Left to right: Nik Kovac, Rocky Marcoux, Michael Murphy and Bob Donovan
illustration by Johanna Goodman
Milwaukee’s City Hall has been remarkably short on political theater for the past decade. With some exceptions – particularly the confrontational tactics and bribery conviction of former Ald. Michael McGee Jr., and the combative rhetoric of Ald. Bob Donovan – city government has avoided the acrimony and factionalism that increasingly defines its county, state and federal counterparts.
Insiders say much of the credit for keeping the city cool belongs to former Ald. Willie Hines Jr., who presided over the Common Council from April 2004 to Feb. 1 of this year. Hines agrees that his biggest accomplishment was getting the council to work together “for the greater good of the city.”
Now, with Hines’ departure to become associate director of the city Housing Authority, council members anticipate his successor, West Side Ald. Michael Murphy, will prompt the council to be more vocal and assertive, although not necessarily more contentious.

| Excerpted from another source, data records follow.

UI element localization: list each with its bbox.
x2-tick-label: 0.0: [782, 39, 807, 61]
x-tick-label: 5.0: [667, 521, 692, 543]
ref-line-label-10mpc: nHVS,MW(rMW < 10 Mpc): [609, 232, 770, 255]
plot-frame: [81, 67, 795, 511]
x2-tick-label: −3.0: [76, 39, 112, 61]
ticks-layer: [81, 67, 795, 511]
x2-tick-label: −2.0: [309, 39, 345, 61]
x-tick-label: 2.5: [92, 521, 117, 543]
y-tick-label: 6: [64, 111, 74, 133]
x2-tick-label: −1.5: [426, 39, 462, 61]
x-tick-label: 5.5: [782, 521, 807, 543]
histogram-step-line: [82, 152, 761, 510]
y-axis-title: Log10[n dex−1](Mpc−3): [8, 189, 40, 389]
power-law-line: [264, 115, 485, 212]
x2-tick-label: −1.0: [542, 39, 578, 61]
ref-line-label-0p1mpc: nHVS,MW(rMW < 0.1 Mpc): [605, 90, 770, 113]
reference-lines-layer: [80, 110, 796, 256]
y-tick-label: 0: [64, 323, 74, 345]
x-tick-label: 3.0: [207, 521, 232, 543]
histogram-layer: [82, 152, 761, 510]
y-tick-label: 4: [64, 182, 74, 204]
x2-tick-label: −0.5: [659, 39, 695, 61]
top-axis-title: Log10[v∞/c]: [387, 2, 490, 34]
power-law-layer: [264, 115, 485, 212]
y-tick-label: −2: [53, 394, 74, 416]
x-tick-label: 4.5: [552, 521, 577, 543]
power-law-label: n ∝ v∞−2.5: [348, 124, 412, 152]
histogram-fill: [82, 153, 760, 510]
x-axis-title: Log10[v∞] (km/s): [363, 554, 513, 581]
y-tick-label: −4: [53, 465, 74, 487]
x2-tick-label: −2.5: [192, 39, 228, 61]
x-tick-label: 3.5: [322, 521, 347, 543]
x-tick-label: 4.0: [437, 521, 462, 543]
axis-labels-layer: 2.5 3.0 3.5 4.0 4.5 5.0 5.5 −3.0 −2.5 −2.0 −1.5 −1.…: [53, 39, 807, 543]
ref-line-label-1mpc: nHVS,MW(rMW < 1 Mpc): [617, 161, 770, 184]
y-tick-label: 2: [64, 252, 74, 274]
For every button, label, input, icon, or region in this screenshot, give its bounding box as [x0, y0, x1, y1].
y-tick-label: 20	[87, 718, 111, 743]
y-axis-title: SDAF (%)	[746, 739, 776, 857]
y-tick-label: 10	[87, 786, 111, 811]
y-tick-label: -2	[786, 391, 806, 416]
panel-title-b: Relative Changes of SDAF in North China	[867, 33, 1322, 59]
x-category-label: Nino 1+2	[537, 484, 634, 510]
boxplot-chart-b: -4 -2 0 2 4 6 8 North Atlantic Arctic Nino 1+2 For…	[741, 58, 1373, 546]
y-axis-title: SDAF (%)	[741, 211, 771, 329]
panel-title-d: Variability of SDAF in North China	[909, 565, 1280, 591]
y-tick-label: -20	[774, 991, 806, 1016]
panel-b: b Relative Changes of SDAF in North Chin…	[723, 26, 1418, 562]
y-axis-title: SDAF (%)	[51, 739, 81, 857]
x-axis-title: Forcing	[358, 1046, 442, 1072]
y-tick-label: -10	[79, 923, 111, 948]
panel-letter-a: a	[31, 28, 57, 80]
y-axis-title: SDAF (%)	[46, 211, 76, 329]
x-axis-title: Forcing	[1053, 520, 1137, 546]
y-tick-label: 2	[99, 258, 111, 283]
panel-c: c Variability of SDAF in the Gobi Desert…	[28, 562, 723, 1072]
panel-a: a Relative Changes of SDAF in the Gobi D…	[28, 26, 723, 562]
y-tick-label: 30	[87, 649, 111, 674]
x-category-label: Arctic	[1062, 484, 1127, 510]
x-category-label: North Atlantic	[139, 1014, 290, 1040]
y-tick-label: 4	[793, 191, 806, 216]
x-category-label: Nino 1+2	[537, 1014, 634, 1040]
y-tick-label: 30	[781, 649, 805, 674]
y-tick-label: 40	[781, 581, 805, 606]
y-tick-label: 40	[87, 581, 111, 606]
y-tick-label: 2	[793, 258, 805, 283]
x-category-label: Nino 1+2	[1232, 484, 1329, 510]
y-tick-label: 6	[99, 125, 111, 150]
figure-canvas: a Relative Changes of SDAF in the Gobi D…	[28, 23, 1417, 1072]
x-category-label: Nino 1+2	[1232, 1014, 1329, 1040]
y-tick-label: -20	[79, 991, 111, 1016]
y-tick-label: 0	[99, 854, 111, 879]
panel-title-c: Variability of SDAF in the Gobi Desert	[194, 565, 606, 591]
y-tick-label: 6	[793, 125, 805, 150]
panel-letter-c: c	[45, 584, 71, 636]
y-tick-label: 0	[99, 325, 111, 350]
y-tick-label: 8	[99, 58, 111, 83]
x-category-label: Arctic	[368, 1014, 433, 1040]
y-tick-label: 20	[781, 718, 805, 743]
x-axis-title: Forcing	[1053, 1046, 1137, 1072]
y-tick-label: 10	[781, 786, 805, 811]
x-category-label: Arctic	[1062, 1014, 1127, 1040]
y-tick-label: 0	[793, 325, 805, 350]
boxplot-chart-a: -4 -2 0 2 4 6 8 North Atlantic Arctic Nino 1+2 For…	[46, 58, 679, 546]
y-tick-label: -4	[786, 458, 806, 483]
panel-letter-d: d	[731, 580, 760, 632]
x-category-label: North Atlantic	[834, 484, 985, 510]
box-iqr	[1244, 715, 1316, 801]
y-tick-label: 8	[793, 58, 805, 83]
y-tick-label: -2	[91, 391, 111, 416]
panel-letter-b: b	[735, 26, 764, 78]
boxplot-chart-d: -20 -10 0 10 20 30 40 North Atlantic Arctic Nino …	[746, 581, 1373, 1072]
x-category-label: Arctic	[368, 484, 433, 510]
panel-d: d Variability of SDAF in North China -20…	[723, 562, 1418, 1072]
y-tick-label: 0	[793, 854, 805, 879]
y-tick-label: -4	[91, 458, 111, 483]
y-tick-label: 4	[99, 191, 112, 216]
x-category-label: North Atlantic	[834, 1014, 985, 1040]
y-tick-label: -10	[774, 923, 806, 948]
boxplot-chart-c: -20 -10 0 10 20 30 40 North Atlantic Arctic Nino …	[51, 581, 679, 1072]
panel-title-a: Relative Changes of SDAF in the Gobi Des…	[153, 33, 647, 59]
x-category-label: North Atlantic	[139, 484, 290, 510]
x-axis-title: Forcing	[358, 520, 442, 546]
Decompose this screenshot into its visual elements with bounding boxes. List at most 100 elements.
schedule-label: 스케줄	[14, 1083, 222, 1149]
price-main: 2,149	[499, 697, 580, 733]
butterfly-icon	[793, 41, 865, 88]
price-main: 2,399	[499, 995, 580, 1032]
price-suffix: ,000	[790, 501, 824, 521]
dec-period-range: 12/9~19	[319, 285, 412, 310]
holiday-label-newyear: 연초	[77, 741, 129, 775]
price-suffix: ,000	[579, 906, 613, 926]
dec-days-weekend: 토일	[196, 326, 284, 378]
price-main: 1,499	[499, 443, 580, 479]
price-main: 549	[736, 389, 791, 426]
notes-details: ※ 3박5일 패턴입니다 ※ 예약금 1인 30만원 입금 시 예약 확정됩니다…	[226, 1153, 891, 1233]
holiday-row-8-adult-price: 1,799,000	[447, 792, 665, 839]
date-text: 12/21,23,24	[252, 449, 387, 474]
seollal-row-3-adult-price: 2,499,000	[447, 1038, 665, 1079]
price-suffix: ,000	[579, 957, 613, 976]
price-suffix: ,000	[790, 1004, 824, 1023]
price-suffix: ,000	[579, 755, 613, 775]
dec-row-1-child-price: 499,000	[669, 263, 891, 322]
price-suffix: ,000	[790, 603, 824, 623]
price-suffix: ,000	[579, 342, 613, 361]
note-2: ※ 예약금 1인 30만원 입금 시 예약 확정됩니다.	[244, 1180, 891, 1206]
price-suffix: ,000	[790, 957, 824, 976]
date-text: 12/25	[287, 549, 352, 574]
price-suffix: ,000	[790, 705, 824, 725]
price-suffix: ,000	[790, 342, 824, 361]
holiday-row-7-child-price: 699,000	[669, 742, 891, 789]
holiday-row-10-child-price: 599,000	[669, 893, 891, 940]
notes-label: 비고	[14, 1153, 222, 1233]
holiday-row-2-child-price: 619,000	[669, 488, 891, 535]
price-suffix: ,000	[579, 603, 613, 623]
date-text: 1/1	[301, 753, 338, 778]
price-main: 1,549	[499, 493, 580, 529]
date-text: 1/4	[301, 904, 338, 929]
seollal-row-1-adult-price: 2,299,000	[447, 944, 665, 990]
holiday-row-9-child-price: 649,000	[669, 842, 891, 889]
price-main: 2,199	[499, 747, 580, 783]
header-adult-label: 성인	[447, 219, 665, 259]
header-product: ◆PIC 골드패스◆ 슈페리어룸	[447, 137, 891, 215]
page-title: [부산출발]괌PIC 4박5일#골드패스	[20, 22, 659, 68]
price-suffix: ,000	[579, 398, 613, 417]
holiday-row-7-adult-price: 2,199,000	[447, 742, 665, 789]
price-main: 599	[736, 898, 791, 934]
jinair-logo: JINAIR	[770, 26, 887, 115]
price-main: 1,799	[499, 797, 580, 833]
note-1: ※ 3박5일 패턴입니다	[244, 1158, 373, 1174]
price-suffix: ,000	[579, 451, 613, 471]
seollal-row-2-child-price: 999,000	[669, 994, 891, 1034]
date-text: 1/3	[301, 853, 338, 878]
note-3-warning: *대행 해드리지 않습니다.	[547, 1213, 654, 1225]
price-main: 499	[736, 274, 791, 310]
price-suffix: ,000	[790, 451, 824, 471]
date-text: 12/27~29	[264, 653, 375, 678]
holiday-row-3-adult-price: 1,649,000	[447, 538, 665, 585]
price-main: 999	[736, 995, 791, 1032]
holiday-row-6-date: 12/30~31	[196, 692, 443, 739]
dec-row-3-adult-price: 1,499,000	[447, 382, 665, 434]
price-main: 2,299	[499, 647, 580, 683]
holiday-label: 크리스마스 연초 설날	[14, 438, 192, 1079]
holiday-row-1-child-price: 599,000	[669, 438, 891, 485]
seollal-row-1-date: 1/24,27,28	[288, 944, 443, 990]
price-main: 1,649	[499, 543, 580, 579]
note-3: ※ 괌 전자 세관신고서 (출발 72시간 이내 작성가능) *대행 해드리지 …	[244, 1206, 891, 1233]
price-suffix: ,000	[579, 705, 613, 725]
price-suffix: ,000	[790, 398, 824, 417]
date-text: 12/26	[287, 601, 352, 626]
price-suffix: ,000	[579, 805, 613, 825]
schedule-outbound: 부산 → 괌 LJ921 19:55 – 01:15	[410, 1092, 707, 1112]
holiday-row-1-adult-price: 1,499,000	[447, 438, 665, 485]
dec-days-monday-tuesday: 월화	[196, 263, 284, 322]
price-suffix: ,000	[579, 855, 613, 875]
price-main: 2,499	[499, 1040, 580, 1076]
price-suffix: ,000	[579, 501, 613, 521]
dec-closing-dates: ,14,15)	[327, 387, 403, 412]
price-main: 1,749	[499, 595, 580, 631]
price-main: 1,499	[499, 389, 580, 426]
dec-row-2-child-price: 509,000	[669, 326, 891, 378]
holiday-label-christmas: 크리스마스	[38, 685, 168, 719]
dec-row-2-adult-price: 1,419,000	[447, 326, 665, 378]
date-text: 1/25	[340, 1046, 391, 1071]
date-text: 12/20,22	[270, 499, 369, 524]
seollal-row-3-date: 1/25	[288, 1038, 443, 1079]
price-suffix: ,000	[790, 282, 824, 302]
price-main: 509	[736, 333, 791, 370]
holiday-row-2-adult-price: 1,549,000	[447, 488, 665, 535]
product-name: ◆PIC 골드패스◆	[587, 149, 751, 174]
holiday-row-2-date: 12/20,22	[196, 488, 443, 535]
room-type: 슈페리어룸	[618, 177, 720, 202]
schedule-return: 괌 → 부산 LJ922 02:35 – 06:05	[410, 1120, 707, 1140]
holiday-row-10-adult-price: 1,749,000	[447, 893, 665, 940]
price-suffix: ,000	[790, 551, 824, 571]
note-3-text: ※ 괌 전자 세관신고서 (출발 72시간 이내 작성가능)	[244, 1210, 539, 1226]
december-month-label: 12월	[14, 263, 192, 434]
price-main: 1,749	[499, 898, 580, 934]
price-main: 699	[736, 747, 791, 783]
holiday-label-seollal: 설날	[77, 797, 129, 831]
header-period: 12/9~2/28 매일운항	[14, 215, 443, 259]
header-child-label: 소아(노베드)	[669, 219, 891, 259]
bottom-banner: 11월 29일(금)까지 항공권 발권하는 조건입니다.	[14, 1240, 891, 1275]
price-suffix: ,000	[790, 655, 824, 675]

“I expect he’ll display the sharpness of his elbows a little bit more than I did,” Hines says, which could mean pressing Mayor Tom Barrett harder on carrying out council-
approved policies. Or, as Downtown Ald. Bob Bauman says, Murphy could attempt to “give the administration a stiffer backbone.”
Although Barrett, Murphy, Hines and most other council members agree on many issues, Murphy says he’s “a strong believer in checks and balances” who feels members should be able to disagree with each other and Barrett without personal attacks.
And whereas Hines was a low-profile supporter of Downtown and neighborhood development, council members expect Murphy to use the presidency to more visibly push his top issues. Murphy has already called for a regional summit on battling heroin abuse, and he’s a leading voice on the impact of mortgage foreclosures. He says his other priorities include addressing disproportionate black male unemployment and incarceration, and attracting residents interested in an urban lifestyle.
Both Murphy and Hines have said they’d like to be mayor some day, and the council president has a better platform than other council members for such a race. But where Hines once seemed to be positioning himself to run against Barrett, his move into the Barrett administration averts such a prospect – even though federal conflict-of-interest rules threw his Housing Authority job into doubt shortly after his appointment.
Murphy and Hines say they have no plans to challenge Barrett in 2016, leaving Sheriff David Clarke Jr., Ald. Joe Davis Sr. and possibly Donovan to ponder campaigns.
Meanwhile, here’s a look at whose stock is rising or falling as a result of Murphy’s first round of committee assignments:
(Rising) Nik Kovac
By naming the East Side alderman to succeed him as chairman of the Finance & Personnel Committee, Murphy has elevated Kovac, 36, to the council’s No. 2 spot. Kovac, a Harvard math graduate, says he wants to push back against state decisions that fiscally hamstring the city.
(Holding steady) Bob Donovan
The veteran South Side alderman is now the only council member without a committee chairmanship or vice chairmanship, extending his political isolation. But he’s still thankful that Murphy granted his No. 1 wish and returned him to the Public Safety Committee, which he once chaired, to pursue his signature issues of law and order.
(Dropping) Rocky Marcoux
Three of the city development commissioner’s critics – Bauman, Kovac and Walker’s Point Ald. Jose Perez – now dominate the five-member Zoning & Neighborhood Development Committee that oversees his department. Bauman and Kovac say they’ll press Marcoux to be more transparent.
Don’t expect a significant retreat from Hines’ collaborative style, Murphy says. After all, “as a middle child, I learned to recognize the importance of compromise.”